Trop occupée à s'inquiéter pour Circé, à ruminer ses pensées quand elle ne les couche pas sur le parchemin ou à prier Hadès et Perséphone, elle se laisse surprendre par l'arrivée de cet événement qu'elle recommence à redouter.
La veille de la pleine lune, prise de panique, elle retourne toutes les potions sur les étagères de la cuisine, pour essayer de trouver la dernière que sa compagne lui a préparé. Malheureusement, Circé a sa façon de ranger qui n'est limpide que pour elle, et les recherches d'Ophelia ne donnent rien.
Au bord de la crise de panique, elle se résoud donc à frapper à la porte de Mélité.
- Qu'est ce qu'il y a ?
Le ton de la nymphe est toujours aussi délicat que d'habitude, pourtant Ophelia y sent une méfiance nouvelle.

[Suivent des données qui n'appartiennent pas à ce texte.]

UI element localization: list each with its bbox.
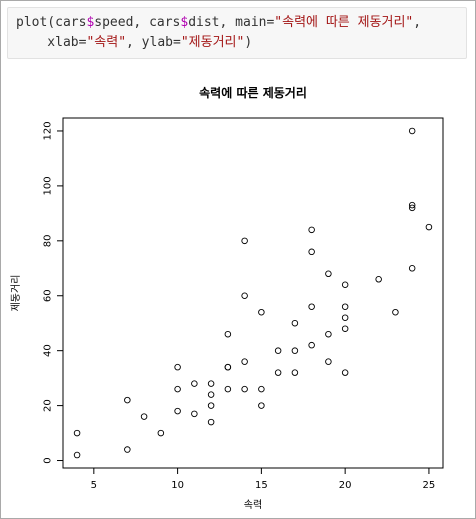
data-point — [224, 385, 232, 393]
data-point — [241, 237, 248, 245]
code-token: , — [413, 15, 422, 30]
plot-box — [62, 117, 444, 469]
data-point — [191, 380, 198, 387]
data-point — [207, 380, 215, 387]
y-tick-label: 80 — [43, 234, 54, 247]
data-point — [241, 358, 248, 365]
data-point — [191, 410, 198, 418]
y-tick-label: 20 — [43, 399, 54, 412]
data-point — [325, 330, 332, 338]
code-line-2: xlab="속력", ylab="제동거리") — [16, 33, 466, 53]
y-tick-label: 40 — [43, 344, 54, 357]
data-point — [207, 391, 215, 398]
data-point — [174, 363, 181, 371]
data-point — [408, 204, 416, 212]
code-line-1: plot(cars$speed, cars$dist, main="속력에 따른… — [16, 13, 466, 33]
code-block: plot(cars$speed, cars$dist, main="속력에 따른… — [7, 7, 467, 59]
code-token: ) — [244, 35, 253, 50]
y-tick-label: 100 — [43, 176, 54, 195]
x-axis-label: 속력 — [244, 499, 262, 511]
code-token: xlab= — [16, 35, 87, 50]
y-tick-label: 120 — [43, 121, 54, 140]
data-point — [308, 226, 315, 234]
data-point — [124, 396, 131, 404]
code-token: plot(cars — [16, 15, 87, 30]
data-point — [375, 276, 382, 283]
data-point — [325, 270, 332, 278]
y-axis-label: 제동거리 — [10, 275, 22, 312]
data-point — [341, 303, 349, 310]
y-axis: 0 20 40 60 80 100 120 — [43, 121, 64, 464]
data-point — [207, 418, 215, 426]
scatter-plot: 속력에 따른 제동거리 5 10 15 20 25 0 20 40 60 80 100 120 속력… — [10, 85, 444, 511]
x-tick-label: 10 — [171, 480, 184, 491]
data-point — [224, 330, 232, 338]
code-token: , ylab= — [126, 35, 181, 50]
data-point — [124, 446, 131, 453]
data-point — [274, 369, 282, 376]
data-point — [157, 429, 165, 437]
data-point — [174, 385, 181, 393]
data-point — [408, 265, 416, 272]
x-axis: 5 10 15 20 25 — [91, 467, 436, 491]
data-point — [425, 223, 433, 231]
x-tick-label: 25 — [423, 480, 436, 491]
data-point — [241, 385, 248, 393]
data-point — [258, 308, 265, 316]
x-tick-label: 20 — [339, 480, 352, 491]
data-point — [408, 127, 416, 135]
data-point — [341, 314, 349, 321]
data-point — [308, 341, 315, 349]
code-token-string: "제동거리" — [180, 35, 245, 50]
data-point — [291, 347, 299, 354]
data-point — [73, 429, 81, 437]
chart-title: 속력에 따른 제동거리 — [199, 85, 307, 100]
code-token: speed, cars — [94, 15, 181, 30]
data-point — [73, 451, 81, 459]
data-point — [392, 308, 399, 316]
data-point — [207, 402, 215, 409]
code-token-dollar: $ — [86, 15, 95, 30]
code-token-string: "속력" — [86, 35, 127, 50]
code-token-dollar: $ — [180, 15, 189, 30]
data-point — [241, 292, 248, 299]
code-token-string: "속력에 따른 제동거리" — [274, 15, 414, 30]
data-point — [325, 358, 332, 365]
data-point — [291, 319, 299, 327]
code-token: dist, main= — [188, 15, 275, 30]
y-tick-label: 0 — [43, 457, 54, 463]
x-tick-label: 15 — [255, 480, 268, 491]
data-point — [341, 325, 349, 332]
data-point — [258, 385, 265, 393]
data-point — [408, 201, 416, 209]
data-point — [174, 407, 181, 415]
data-point — [258, 402, 265, 409]
data-point — [308, 303, 315, 310]
x-tick-label: 5 — [91, 480, 97, 491]
data-point — [308, 248, 315, 256]
data-point — [291, 369, 299, 376]
data-point — [341, 281, 349, 289]
data-point — [274, 347, 282, 354]
y-tick-label: 60 — [43, 289, 54, 302]
data-point — [224, 363, 232, 371]
data-points — [73, 127, 433, 459]
data-point — [341, 369, 349, 376]
data-point — [140, 413, 148, 420]
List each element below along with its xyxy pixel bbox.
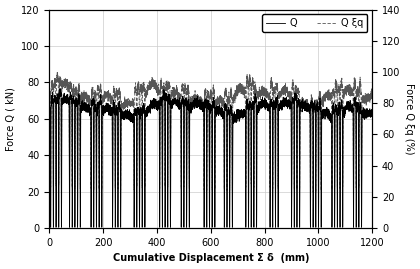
Q ξq bbox=[193, 98, 198, 101]
Q bbox=[332, 224, 337, 227]
Y-axis label: Force Q ( kN): Force Q ( kN) bbox=[5, 87, 16, 151]
Q bbox=[58, 87, 63, 90]
Q bbox=[290, 100, 295, 104]
Q ξq bbox=[332, 176, 337, 180]
Line: Q: Q bbox=[49, 89, 373, 227]
Line: Q ξq: Q ξq bbox=[49, 72, 373, 193]
Q bbox=[193, 101, 198, 104]
Q ξq bbox=[365, 95, 370, 98]
Q bbox=[51, 193, 56, 196]
Q bbox=[123, 116, 129, 120]
Q ξq bbox=[313, 191, 318, 194]
X-axis label: Cumulative Displacement Σ δ  (mm): Cumulative Displacement Σ δ (mm) bbox=[113, 253, 309, 263]
Q ξq bbox=[289, 87, 294, 90]
Legend: Q, Q ξq: Q, Q ξq bbox=[262, 15, 368, 32]
Q ξq bbox=[50, 129, 55, 133]
Q ξq bbox=[123, 105, 129, 108]
Q bbox=[365, 110, 370, 113]
Q ξq bbox=[55, 71, 60, 74]
Q bbox=[48, 226, 53, 229]
Q bbox=[370, 111, 375, 114]
Q ξq bbox=[47, 94, 52, 97]
Q bbox=[47, 109, 52, 113]
Q ξq bbox=[370, 94, 375, 97]
Y-axis label: Force Q ξq (%): Force Q ξq (%) bbox=[404, 83, 415, 155]
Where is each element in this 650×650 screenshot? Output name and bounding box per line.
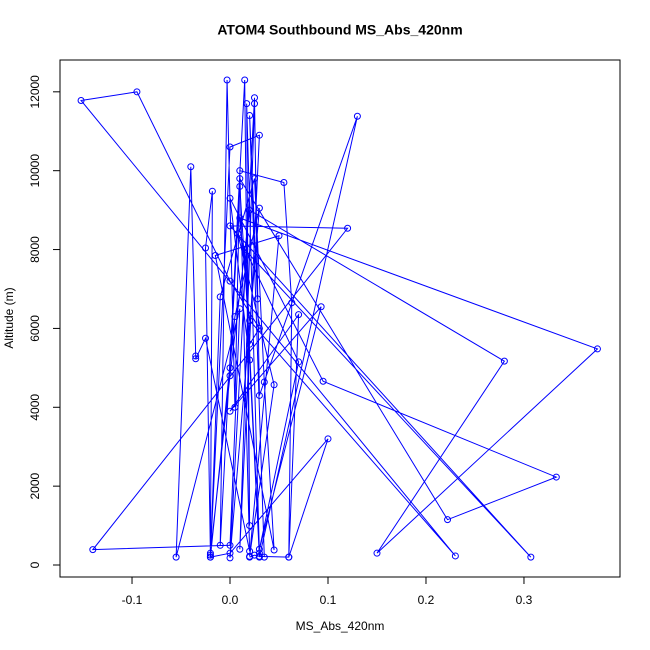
data-point xyxy=(255,553,263,561)
data-point xyxy=(246,356,254,364)
data-point xyxy=(260,553,268,561)
y-tick-label: 8000 xyxy=(28,236,42,263)
y-tick-label: 12000 xyxy=(28,75,42,109)
data-point xyxy=(226,222,234,230)
data-point xyxy=(288,299,296,307)
data-point xyxy=(202,334,210,342)
data-point xyxy=(172,553,180,561)
data-point xyxy=(231,313,239,321)
data-point xyxy=(295,311,303,319)
data-point xyxy=(236,175,244,183)
x-tick-label: 0.3 xyxy=(516,593,533,607)
y-tick-label: 4000 xyxy=(28,394,42,421)
data-point xyxy=(373,549,381,557)
data-point xyxy=(246,317,254,325)
data-point xyxy=(216,541,224,549)
data-point xyxy=(255,324,263,332)
data-point xyxy=(251,175,259,183)
data-point xyxy=(226,541,234,549)
data-point xyxy=(255,549,263,557)
data-point xyxy=(236,545,244,553)
data-point xyxy=(246,552,254,560)
data-point xyxy=(89,546,97,554)
data-point xyxy=(285,553,293,561)
data-point xyxy=(275,232,283,240)
data-point xyxy=(226,372,234,380)
plot-frame xyxy=(59,59,621,578)
data-point xyxy=(246,522,254,530)
data-point xyxy=(226,143,234,151)
data-point xyxy=(226,364,234,372)
data-point xyxy=(236,167,244,175)
data-point xyxy=(241,76,249,84)
data-point xyxy=(246,206,254,214)
data-point xyxy=(255,545,263,553)
data-point xyxy=(206,551,214,559)
y-tick-label: 0 xyxy=(28,561,42,568)
data-point xyxy=(236,305,244,313)
data-point xyxy=(234,230,242,238)
data-point xyxy=(246,547,254,555)
data-point xyxy=(226,277,234,285)
data-point xyxy=(202,244,210,252)
data-point xyxy=(226,194,234,202)
data-point xyxy=(192,355,200,363)
data-point xyxy=(253,295,261,303)
data-point xyxy=(344,224,352,232)
data-point xyxy=(270,381,278,389)
data-point xyxy=(353,112,361,120)
data-point xyxy=(241,246,249,254)
data-point xyxy=(206,553,214,561)
data-point xyxy=(206,549,214,557)
y-tick-label: 6000 xyxy=(28,315,42,342)
data-point xyxy=(251,94,259,102)
data-point xyxy=(243,100,251,108)
data-point xyxy=(77,96,85,104)
data-point xyxy=(451,552,459,560)
data-point xyxy=(260,378,268,386)
data-point xyxy=(231,403,239,411)
data-point xyxy=(527,553,535,561)
data-point xyxy=(319,377,327,385)
data-line xyxy=(80,79,599,558)
data-point xyxy=(226,549,234,557)
data-point xyxy=(236,214,244,222)
data-point xyxy=(255,131,263,139)
x-tick-label: -0.1 xyxy=(122,593,143,607)
data-point xyxy=(216,293,224,301)
data-point xyxy=(255,204,263,212)
data-point xyxy=(236,182,244,190)
x-axis-title: MS_Abs_420nm xyxy=(296,619,385,633)
data-point xyxy=(552,473,560,481)
data-point xyxy=(593,345,601,353)
data-point xyxy=(226,554,234,562)
data-point xyxy=(208,187,216,195)
y-tick-label: 10000 xyxy=(28,154,42,188)
data-point xyxy=(295,358,303,366)
data-point xyxy=(246,111,254,119)
data-point xyxy=(280,179,288,187)
data-point xyxy=(444,516,452,524)
chart-title: ATOM4 Southbound MS_Abs_420nm xyxy=(217,22,462,38)
data-point xyxy=(133,88,141,96)
data-point xyxy=(192,352,200,360)
data-point xyxy=(223,76,231,84)
x-tick-label: 0.2 xyxy=(418,593,435,607)
data-point xyxy=(226,407,234,415)
data-point xyxy=(270,546,278,554)
data-point xyxy=(246,340,254,348)
y-tick-label: 2000 xyxy=(28,472,42,499)
data-point xyxy=(317,303,325,311)
x-tick-label: 0.0 xyxy=(222,593,239,607)
data-point xyxy=(187,163,195,171)
data-point xyxy=(324,435,332,443)
data-point xyxy=(500,357,508,365)
data-point xyxy=(211,251,219,259)
y-axis-title: Altitude (m) xyxy=(2,287,16,348)
x-tick-label: 0.1 xyxy=(320,593,337,607)
data-point xyxy=(255,391,263,399)
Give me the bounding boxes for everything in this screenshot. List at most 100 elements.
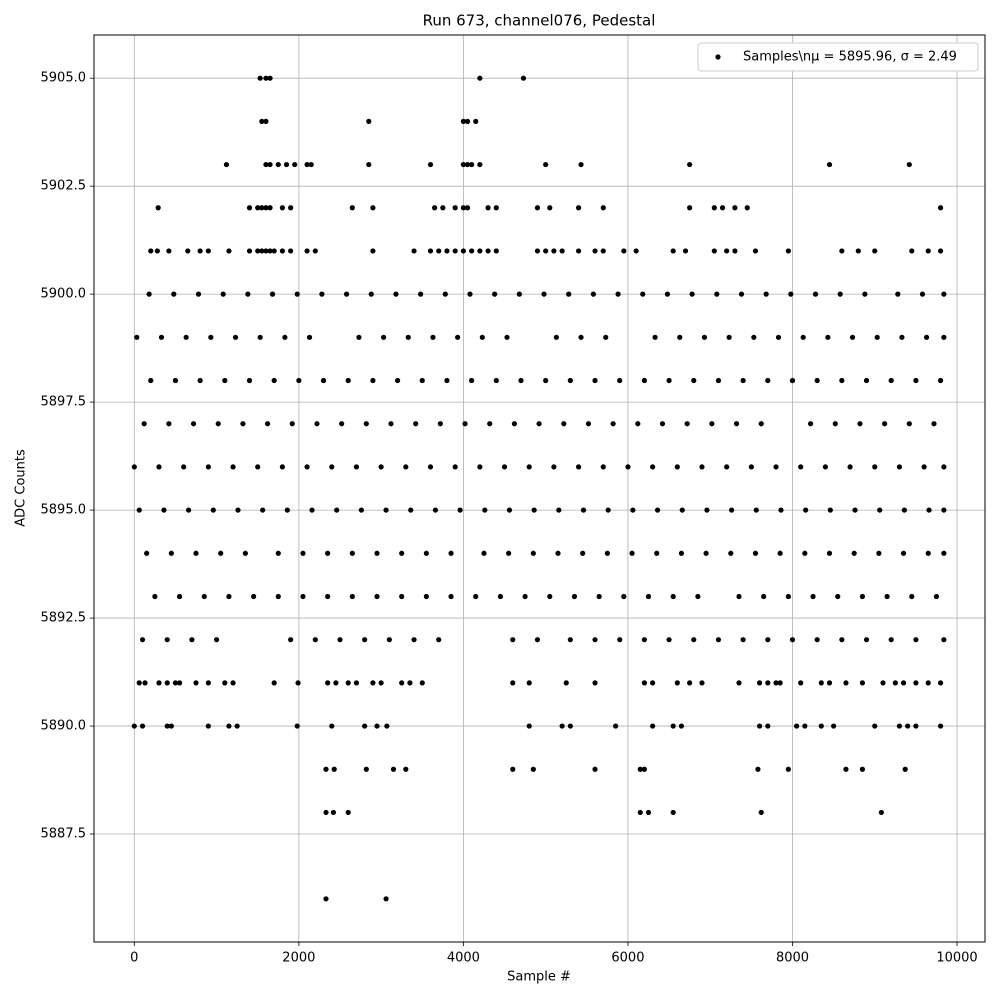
data-point (264, 421, 271, 427)
data-point (223, 161, 230, 168)
data-point (777, 550, 783, 556)
data-point (440, 205, 446, 211)
data-point (493, 377, 499, 384)
data-point (736, 680, 742, 686)
data-point (485, 205, 491, 211)
data-point (547, 205, 553, 211)
data-point (654, 507, 661, 513)
data-point (530, 550, 536, 556)
data-point (432, 507, 439, 513)
data-point (788, 291, 794, 297)
data-point (510, 637, 516, 643)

- J'ai besoin que vous me rendiez un service, Mérope et toi.
Mélité soupire.
- En quoi ça consiste ?
- La nuit prochaine... C'est de nouveau la pleine lune.
La nymphe tressaille.
- Et ?
- J'aimerais beaucoup que vous vous barricadiez dans la maison. Fermez toutes les portes une fois que je serais sortie, et si possible, amenez Circé dans une des chambres vides au rez-de-chaussée. Maintenant qu'elle n'est plus là pour m'aider à supporter les pleines lunes, j'ai peur de...
- De nous tuer ?
Cette fois, la voix de Mélité est clairement accusatrice. Ophelia baisse les yeux, envahie par une vague de culpabilité.
- Oui. Je veux pas vous faire du mal, à toutes les trois. Il faut que je reste dehors, demain soir.
- On est d'accord sur ce point. Mais je ne vais pas pouvoir t'aider, Ophelia.
Les épaules de la mortelle s'affaissent.
- Mélité, s'il te pla-
- Ce n'est pas que je ne veux pas, rétorque aussitôt la nymphe.
Elle ouvre alors en grand la porte de sa chambre. La pièce ne comporte plus aucun effet personnel. Elle est vide comme celle qu'Ophelia avait à son arrivée. La seule chose qui se démarque, est la grande malle posée à côté du lit. Elle est encore ouverte, et à l'intérieur on devine les affaires de Mélité.
- Tu... Tu t'en vas ? articule Ophelia.
Mélité acquiesce.
- Ma mère vient me chercher aujourd'hui. Je ne serai plus là pendant la pleine lune.
Dans les yeux de la nymphe, Ophelia aperçoit soudain toutes les craintes qu'elle a dû accumuler au cours des derniers jours, des dernières semaines. Elle s'en va parce qu'elle craint pour sa sécurité, devine-t-elle.
- Je vois...
- Je suis désolée. J'espère que l'état de Circé va s'arranger. Elle était... elle est loin d'être facile à vivre, mais au moins, en venant vivre avec elle, j'ai eu l'impression d'avoir un peu plus de liberté.
- Moi aussi... Moi aussi.
- Tu peux toujours demander à Mérope de t'aider, tu sais ?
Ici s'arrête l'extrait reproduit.